The financial crisis has been linked to reckless and unsustainable lending practices compounded by government intervention and the growing trend of securitization of real estate mortgages in the United States. The US mortgage-backed securities, which had risks that were hard to assess, were marketed around the world. A more broad based credit boom fed a global speculative bubble in real estate and equities, which served to reinforce the risky lending practices. The precarious financial situation was made more difficult by a sharp increase in oil and food prices. The emergence of Sub-prime loan losses in 2007 began the crisis and exposed other risky loans and over-inflated asset prices. With loan losses mounting and the fall of Lehman Brothers on September 15, 2008, a major panic broke out on the inter-bank loan market. As share and housing prices declined, many large and well established investment and commercial banks in the United States and Europe suffered huge losses and even faced bankruptcy, resulting in massive public financial assistance.

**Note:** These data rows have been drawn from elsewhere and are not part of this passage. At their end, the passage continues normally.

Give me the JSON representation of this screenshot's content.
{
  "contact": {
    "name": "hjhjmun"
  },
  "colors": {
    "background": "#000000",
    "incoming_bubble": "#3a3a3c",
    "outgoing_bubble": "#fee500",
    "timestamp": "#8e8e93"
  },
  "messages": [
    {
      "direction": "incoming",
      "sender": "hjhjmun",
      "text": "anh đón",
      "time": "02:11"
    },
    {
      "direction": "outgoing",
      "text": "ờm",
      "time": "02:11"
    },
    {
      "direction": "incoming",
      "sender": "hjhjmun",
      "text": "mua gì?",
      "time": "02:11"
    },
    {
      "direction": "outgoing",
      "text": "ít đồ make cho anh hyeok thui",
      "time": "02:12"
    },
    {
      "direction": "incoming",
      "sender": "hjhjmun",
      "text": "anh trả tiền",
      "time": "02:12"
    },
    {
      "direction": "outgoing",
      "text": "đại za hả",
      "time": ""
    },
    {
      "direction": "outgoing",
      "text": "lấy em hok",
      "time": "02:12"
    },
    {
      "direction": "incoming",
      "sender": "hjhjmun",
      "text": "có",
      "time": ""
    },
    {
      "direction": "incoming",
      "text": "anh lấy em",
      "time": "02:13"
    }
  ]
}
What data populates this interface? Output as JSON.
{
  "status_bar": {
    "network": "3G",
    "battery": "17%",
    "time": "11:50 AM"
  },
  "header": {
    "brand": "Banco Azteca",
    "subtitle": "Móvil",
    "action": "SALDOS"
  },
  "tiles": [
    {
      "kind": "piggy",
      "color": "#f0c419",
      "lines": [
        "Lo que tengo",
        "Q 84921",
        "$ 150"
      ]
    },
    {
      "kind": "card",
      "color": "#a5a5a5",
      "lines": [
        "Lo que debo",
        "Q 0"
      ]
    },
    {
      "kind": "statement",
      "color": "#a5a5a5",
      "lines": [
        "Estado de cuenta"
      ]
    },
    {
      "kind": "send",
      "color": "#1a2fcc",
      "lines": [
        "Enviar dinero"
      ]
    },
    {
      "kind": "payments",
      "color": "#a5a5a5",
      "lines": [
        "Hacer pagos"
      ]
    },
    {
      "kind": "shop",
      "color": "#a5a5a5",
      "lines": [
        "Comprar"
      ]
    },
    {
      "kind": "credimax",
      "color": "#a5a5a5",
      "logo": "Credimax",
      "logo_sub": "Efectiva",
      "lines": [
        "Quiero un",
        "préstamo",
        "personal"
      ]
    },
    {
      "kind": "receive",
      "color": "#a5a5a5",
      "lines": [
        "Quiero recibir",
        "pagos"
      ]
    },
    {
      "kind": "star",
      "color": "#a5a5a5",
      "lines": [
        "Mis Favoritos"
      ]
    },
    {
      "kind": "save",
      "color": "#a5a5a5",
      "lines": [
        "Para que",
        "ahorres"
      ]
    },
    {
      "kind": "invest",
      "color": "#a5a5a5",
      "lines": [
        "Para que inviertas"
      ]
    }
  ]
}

A global depression has resulted in a sharp drop in international trade, rising unemployment and slumping commodity prices. In December 2008, the National Bureau of Economic Research (NBER) declared that the United States had been in recession since December 2007. Several economists have predicted that recovery may not appear until 2011 and that the recession will be the worst since the Great Depression of the 1930s. The conditions leading up to the crisis, characterised by an exorbitant rise in asset prices and associated boom in economic demand, are considered a result of the extended period of easily available credit, inadequate regulation and oversight, or increasing inequality.
The depression has renewed interest in Keynesian economic ideas on how to combat recessionary conditions. Fiscal and monetary policies have been significantly eased to stem the depresion and financial risks. Economists advise that the stimulus should be withdrawn as soon as the economies recover enough to “chart a path to sustainable growth”.